Siphon - A collection of Python utilities for retrieving atmospheric and oceanic data from remote sources, focusing on being able to retrieve data from Unidata data technologies, such as the THREDDS data server.
https://unidata.github.io/siphon
BSD 3-Clause "New" or "Revised" License
213 stars 75 forks source link

Support SPC reports #259

Open jrleeman opened 5 years ago

jrleeman commented 5 years ago

Would be nice to easily download SPC storm reports. I've done this nearly trivially with pandas, but the automatic URL generation from a datetime would be nice. Problems do occasionally arise with poorly formatted data - I think from commas in the report text (a CSV file itself). Should probably run a year's worth of reports to make sure it all works as planned.

jthielen commented 5 years ago

IEM has some endpoints for LSRs. Would those be useful for this, or should this just be directly accessing the CSV files from SPC?

jrleeman commented 5 years ago

Functionality for the LSRs would be interesting, but aren't those distinct from SPC? (I'm unsure here)

jthielen commented 5 years ago

I'm not sure either. @akrherz Would you know?

akrherz commented 5 years ago

I believe SPC's dataset has some QC done to the raw LSRs, could try pinging @pmarshwx here to see how much difference there.

pmarshwx commented 5 years ago

Sorry I missed this.

SPC does some high-level filtering on all our reports, including the raw reports. The high-level raw filtering removes duplicates and things of a similar nature. The filtered reports have additional QC, looking for reports within 5-miles and 15-minutes.

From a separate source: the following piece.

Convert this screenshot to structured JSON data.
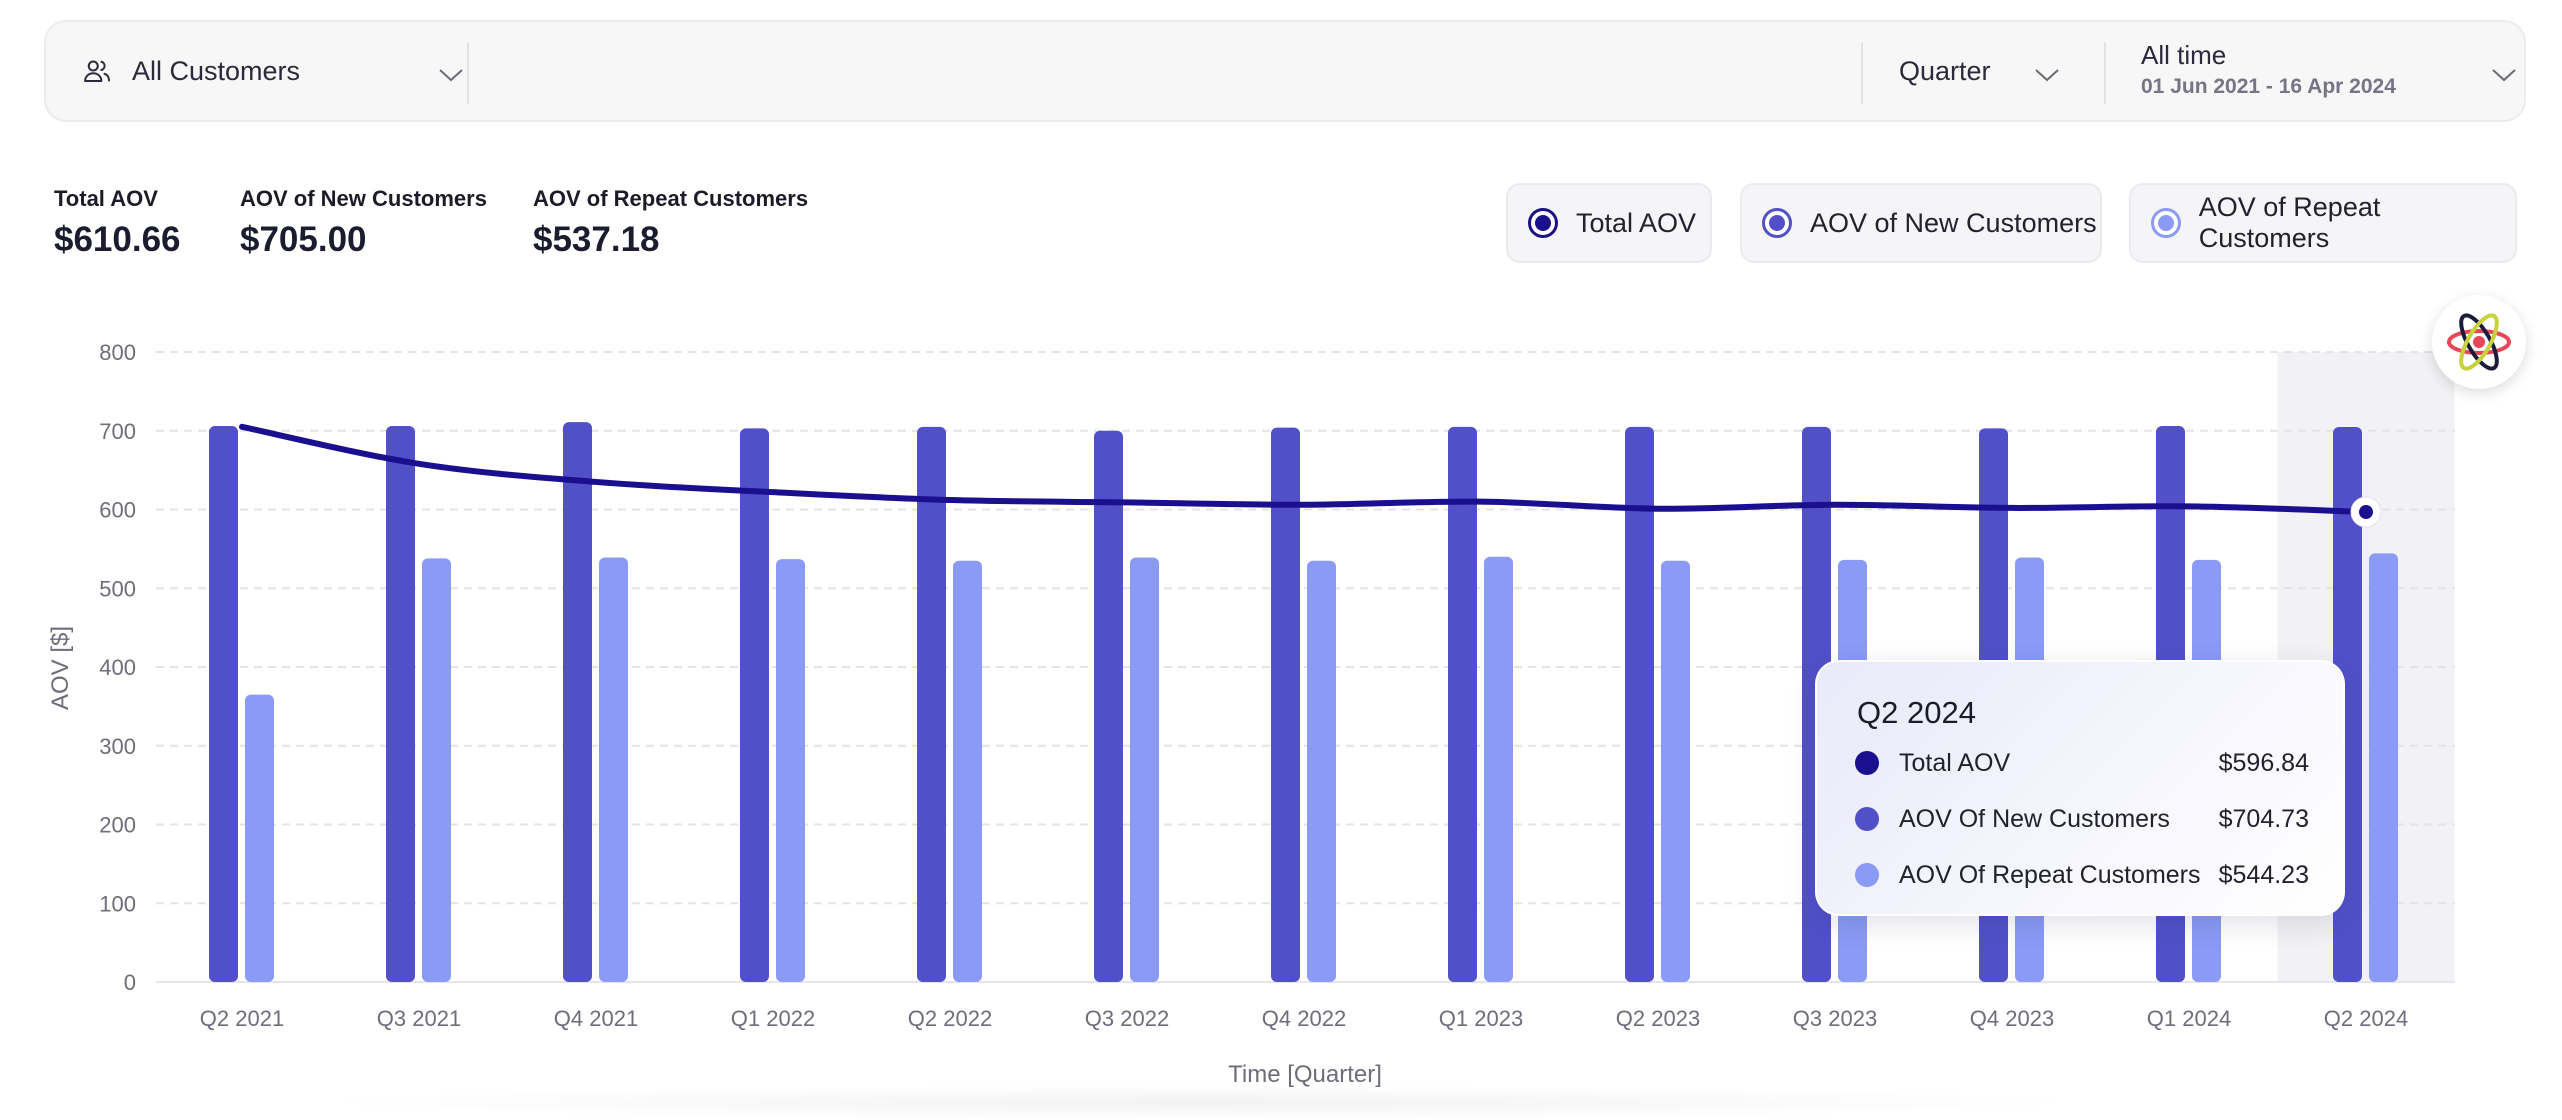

A note: sometime in the future (possibly 2019) we will begin a process to transition historical LSRs (which are preliminary) to the official, finalized reports.

akrherz commented 5 years ago

thanks @pmarshwx for chiming in. I do have a question tho as the official, finalized reports are Storm Data. Are you going to somehow translate the Storm Data into LSR format?

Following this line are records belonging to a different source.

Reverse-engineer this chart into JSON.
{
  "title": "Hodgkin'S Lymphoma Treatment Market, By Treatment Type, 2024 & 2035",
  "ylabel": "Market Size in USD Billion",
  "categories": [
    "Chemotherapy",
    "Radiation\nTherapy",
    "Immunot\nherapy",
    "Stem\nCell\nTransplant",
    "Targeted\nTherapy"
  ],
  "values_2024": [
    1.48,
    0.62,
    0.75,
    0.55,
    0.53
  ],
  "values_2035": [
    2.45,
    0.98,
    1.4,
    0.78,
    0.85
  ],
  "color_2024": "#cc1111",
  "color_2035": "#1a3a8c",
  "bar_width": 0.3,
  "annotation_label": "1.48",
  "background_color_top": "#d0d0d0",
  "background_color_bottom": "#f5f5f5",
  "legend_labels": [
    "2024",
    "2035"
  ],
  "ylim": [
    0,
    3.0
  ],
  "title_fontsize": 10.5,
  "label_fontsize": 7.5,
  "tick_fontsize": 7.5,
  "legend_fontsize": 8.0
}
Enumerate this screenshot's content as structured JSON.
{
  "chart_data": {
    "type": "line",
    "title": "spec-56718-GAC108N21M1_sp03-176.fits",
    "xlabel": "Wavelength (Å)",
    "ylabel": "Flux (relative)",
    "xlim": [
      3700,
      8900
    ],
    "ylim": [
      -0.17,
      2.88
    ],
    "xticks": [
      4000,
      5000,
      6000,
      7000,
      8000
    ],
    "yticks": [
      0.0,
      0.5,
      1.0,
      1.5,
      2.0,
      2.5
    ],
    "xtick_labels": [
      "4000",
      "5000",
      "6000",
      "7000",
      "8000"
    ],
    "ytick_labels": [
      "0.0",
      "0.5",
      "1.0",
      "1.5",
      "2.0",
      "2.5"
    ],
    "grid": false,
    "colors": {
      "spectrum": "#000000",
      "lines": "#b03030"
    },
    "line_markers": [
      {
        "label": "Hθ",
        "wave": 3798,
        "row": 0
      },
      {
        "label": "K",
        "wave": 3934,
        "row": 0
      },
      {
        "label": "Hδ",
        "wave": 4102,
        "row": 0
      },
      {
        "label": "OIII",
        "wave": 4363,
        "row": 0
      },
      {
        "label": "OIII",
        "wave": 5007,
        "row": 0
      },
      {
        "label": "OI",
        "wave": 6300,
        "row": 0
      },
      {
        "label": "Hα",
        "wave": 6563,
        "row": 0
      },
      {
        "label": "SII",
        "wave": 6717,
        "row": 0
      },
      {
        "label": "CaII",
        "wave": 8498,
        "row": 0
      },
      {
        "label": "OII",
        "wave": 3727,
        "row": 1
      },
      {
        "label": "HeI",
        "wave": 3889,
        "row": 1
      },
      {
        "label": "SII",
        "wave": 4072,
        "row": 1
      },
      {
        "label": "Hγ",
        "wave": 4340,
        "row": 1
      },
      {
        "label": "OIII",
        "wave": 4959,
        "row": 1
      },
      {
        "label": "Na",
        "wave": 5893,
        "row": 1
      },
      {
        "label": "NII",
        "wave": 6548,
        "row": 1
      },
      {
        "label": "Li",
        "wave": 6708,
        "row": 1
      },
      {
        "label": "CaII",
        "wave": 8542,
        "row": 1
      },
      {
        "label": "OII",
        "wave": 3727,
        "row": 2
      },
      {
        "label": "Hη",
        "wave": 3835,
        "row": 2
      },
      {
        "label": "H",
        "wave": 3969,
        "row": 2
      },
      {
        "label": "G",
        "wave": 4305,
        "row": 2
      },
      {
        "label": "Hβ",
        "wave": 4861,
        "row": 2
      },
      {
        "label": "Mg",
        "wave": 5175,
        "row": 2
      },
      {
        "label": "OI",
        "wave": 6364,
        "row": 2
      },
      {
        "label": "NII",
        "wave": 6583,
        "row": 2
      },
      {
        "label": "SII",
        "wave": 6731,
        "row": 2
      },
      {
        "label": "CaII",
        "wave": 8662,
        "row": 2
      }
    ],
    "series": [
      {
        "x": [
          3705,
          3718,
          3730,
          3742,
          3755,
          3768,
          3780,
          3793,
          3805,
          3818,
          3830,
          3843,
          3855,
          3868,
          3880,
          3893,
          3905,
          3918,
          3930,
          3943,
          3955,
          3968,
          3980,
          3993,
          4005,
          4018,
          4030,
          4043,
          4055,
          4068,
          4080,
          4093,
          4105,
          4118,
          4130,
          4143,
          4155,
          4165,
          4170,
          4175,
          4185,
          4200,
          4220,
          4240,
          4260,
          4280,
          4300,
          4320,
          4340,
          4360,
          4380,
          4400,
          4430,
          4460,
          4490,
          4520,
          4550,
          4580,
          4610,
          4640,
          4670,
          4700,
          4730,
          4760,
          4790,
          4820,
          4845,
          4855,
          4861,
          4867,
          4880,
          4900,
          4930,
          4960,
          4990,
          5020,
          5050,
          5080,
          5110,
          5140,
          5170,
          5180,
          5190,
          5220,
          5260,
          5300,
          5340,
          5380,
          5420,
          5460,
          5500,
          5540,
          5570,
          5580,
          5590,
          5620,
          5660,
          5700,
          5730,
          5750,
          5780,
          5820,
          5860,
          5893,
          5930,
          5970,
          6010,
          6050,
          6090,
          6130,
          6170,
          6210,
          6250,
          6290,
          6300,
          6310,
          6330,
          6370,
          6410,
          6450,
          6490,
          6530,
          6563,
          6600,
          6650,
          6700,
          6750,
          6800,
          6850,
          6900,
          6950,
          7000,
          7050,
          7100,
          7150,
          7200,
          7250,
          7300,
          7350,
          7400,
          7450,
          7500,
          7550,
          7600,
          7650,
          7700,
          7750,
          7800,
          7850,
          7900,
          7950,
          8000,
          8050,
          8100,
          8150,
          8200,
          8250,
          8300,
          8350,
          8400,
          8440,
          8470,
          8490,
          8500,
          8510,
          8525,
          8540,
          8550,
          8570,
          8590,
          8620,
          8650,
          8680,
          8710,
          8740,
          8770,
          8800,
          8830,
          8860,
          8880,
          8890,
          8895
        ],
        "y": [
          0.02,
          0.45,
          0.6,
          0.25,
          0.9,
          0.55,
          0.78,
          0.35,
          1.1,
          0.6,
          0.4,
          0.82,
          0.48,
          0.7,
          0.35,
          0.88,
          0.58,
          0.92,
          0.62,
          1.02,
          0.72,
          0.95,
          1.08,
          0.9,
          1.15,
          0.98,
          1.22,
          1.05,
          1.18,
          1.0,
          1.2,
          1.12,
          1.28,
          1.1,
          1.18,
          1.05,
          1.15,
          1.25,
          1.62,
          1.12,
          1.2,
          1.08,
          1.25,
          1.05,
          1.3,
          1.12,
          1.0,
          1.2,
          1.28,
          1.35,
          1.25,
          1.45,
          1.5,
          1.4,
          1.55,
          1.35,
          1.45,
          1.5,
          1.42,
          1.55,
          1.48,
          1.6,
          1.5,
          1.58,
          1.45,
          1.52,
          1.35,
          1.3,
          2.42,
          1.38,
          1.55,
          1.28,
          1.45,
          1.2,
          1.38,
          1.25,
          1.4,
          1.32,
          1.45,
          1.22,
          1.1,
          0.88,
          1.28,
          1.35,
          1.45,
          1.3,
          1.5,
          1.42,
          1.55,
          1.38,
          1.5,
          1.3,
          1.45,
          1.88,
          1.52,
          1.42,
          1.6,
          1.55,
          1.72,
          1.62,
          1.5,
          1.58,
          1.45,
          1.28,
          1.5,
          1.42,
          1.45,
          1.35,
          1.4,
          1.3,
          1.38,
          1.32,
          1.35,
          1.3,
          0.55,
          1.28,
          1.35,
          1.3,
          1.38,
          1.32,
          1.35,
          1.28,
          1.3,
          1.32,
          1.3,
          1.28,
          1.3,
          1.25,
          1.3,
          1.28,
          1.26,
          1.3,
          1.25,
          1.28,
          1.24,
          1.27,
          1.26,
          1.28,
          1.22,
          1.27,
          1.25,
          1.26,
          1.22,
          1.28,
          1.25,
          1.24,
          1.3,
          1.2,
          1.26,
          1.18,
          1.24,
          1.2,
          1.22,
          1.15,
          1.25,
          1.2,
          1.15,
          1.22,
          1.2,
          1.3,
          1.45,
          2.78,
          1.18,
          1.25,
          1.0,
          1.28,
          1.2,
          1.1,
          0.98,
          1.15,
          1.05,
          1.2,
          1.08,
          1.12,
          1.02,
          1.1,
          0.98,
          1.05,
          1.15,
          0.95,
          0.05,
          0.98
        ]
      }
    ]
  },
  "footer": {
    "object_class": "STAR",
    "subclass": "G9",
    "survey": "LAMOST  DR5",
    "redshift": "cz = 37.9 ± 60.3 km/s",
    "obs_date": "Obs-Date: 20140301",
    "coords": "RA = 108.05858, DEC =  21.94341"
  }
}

jrleeman commented 5 years ago

Thanks Patrick! We'll see what we can do about getting this into siphon after the new year.

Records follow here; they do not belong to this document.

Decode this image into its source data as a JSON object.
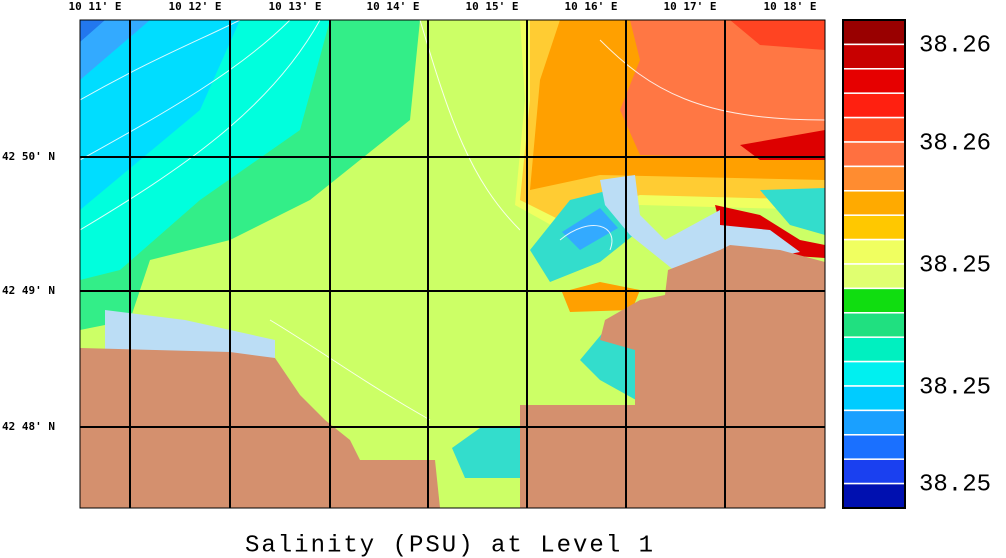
{
  "map": {
    "title": "Salinity (PSU) at Level 1",
    "longitude_labels": [
      "10 11' E",
      "10 12' E",
      "10 13' E",
      "10 14' E",
      "10 15' E",
      "10 16' E",
      "10 17' E",
      "10 18' E"
    ],
    "latitude_labels": [
      "42 50' N",
      "42 49' N",
      "42 48' N"
    ],
    "colorbar_labels": [
      "38.26",
      "38.26",
      "38.25",
      "38.25",
      "38.25"
    ],
    "colorbar_colors": [
      "#990000",
      "#c80000",
      "#e60000",
      "#ff2010",
      "#ff4a20",
      "#ff7040",
      "#ff8c30",
      "#ffaa00",
      "#ffc800",
      "#f0ff60",
      "#e0ff70",
      "#10dd10",
      "#20e080",
      "#00f0c0",
      "#00f0f0",
      "#00ccff",
      "#1aa0ff",
      "#1a70ff",
      "#1a40f0",
      "#0010b0"
    ]
  }
}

pmarshwx commented 5 years ago

We would not recreate the LSR format. Rather we would update the CSV files to the official record.

We are still in the early stages of figuring out the best way to proceed.

akrherz commented 5 years ago

sorry @pmarshwx , I used poor wording. What I meant was that there isn't a one-to-one mapping of Storm Data attributes to those found in the LSR reports. Some of the CSV columns would have to be missing, right?

jrleeman commented 5 years ago

@pmarshwx - also I've run onto a few cases where report text had commas in it which screwed up parsing, just FYI

pmarshwx commented 5 years ago

@akrherz: We are not 100% sure what the end will look like. It's possible we just use a subset of new making an exact replica, or just make sure that the old is a subset of the new. It's all still in the talk phase.

@jrleeman: Those comma's cause me all sorts of problems. I have some code that starts with pandas and falls back to the native CSV module I could share.

jrleeman commented 5 years ago

That would be great @pmarshwx - here or via email would be fine.